PHOTO: @KyleWeatherman
Kyle Weatherman picked up the 1st last-place finish of his NASCAR XFINITY Series career in Friday’s Alsco 300 at the Kentucky Speedway after his #47 #BackTheBlue Chevrolet crashed out without completing any of the 200 laps.

The finish came in Weatherman’s 16th series start. In the XFINITY Series’ last-place history, it was the 13th for the #47, the 333rd from a crash, and the 550th for Chevrolet. Across NASCAR’s top three series, it was the 48th for the #47, the 1,214th from a crash, and the 1,723rd for Chevrolet.

Less than 24 hours earlier at the same Kentucky track, the 21-year-old driver from Wentzville, Missouri had turned in the night’s most surprising run. Driving for Mike Harmon, an owner-driver who had never scored a single top-ten finish in either role since his NASCAR team debuted in 2008, Weatherman jumped from 13th to 8th in the final laps, a career-best for both driver and team. The run was Weatherman’s third-straight finish of 15th or better in the series, and came on a night where teammate Bayley Currey finished a respectable 22nd in Mike Harmon Racing’s flagship #74. After the field inversion, Weatherman would take the green Friday from the 8th spot.

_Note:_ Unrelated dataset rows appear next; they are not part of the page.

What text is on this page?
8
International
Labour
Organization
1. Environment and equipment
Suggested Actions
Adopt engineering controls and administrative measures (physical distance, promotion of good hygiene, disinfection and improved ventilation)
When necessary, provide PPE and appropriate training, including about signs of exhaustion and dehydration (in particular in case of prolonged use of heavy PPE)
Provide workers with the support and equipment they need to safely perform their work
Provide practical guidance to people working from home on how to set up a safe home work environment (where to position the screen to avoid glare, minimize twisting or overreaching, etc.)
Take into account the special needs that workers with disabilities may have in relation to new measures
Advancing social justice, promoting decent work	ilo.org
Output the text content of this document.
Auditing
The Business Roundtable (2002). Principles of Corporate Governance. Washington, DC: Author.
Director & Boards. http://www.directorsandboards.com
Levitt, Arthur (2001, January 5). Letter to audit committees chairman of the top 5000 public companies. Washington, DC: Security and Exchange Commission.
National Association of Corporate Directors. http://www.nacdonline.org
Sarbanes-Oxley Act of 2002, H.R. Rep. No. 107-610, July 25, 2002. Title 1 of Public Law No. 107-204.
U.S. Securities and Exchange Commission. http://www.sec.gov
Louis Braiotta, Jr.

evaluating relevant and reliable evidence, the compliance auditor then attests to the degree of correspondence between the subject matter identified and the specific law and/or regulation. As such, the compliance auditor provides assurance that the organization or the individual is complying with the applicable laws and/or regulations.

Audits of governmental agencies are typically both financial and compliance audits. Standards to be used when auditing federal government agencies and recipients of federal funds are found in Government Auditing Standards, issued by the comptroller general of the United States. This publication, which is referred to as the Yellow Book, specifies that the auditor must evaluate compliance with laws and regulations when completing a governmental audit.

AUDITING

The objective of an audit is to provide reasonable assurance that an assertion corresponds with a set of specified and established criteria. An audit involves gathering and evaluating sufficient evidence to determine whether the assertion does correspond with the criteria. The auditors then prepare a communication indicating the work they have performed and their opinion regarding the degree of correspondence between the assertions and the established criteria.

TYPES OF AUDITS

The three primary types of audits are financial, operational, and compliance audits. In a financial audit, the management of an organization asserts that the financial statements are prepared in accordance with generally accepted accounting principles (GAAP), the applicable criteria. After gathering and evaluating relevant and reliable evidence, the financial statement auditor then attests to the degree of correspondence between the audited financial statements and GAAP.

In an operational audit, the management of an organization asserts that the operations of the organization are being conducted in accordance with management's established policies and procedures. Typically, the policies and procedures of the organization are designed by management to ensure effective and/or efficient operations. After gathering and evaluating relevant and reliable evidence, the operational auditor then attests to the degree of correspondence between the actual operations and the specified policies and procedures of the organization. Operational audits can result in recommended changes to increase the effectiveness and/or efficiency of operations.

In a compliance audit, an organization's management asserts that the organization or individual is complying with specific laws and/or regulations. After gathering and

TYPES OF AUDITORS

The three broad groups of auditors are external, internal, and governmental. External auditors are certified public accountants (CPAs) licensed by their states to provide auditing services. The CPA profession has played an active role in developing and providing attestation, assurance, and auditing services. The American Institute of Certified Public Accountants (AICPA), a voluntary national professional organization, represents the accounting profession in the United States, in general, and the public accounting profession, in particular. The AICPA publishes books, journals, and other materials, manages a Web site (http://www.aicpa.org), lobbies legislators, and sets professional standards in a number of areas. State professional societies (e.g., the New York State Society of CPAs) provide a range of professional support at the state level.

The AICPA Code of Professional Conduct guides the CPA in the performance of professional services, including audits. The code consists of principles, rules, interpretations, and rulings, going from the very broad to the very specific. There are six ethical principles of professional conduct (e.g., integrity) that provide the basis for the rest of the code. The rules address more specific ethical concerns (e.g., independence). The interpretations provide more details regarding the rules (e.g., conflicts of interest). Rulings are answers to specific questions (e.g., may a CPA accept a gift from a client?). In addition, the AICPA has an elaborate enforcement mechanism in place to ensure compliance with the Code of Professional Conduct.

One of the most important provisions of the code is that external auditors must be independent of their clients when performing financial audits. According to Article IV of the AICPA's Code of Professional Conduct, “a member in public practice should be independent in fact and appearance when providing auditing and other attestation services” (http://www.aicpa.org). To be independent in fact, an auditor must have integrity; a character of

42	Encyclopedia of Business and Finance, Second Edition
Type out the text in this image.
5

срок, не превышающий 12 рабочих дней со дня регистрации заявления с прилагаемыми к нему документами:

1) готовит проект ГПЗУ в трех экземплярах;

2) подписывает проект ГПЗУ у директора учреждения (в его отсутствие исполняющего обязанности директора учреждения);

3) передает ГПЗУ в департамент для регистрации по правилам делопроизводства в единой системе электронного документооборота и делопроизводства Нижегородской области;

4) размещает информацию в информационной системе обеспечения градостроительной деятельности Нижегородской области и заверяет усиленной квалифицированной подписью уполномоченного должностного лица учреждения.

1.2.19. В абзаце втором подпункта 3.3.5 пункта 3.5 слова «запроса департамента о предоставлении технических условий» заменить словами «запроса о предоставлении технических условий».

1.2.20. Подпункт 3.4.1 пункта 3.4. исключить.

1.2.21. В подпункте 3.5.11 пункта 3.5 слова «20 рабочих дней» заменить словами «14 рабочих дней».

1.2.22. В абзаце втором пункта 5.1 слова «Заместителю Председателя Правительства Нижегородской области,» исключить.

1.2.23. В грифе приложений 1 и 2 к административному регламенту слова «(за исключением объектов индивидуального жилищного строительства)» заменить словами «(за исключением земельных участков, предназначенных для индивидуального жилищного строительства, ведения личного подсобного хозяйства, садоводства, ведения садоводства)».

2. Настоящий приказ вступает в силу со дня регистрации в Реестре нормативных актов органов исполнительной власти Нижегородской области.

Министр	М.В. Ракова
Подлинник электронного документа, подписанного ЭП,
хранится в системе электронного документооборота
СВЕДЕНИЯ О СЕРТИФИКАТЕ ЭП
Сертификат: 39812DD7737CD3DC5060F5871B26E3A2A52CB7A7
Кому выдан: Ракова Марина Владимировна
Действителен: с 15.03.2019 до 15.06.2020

Weatherman has been competing in NASCAR’s top three series since 2015, the same year he scored his lone ARCA Menards Series win on the New Jersey Motorsports Park road course. He made his only Truck Series start to date in that year’s Homestead finale, taking 23rd in a field of 32. He drove alongside teammate David Levine for Lira Motorsports in what would become Carlos Lira’s only start in the series. Lira would continue to field cars for Weatherman in ARCA the next year, where the youngster picked up three Top Fives in his eight starts – one each at Daytona, Salem, and Toledo.

By the time Weatherman started driving for Harmon in XFINITY, he’d already made nine Cup Series starts during the 2017 and 2018 seasons. He made his series debut for Rick Ware at Martinsville, where he took 35th, and finished 34th two rounds later in Phoenix. The next year, he made seven starts for StarCom Racing’s part-time second team, yielding a season-best 26th in the fall race at Las Vegas. Only once in these nine starts did he fail to finish – a transmission issue during the closing laps of the fall race in Kansas.

It was Ware’s affiliation with Harmon that got Weatherman into the XFINITY Series in 2019, driving the #17 entered under Ware’s name but increasingly overseen by Harmon. Again, he’d face a steep learning curve for his series debut at Bristol, but he finished 28th – his second-best run of the season. His best run came in his return to Kansas, where he took 22nd in place of Harmon himself in his flagship #74.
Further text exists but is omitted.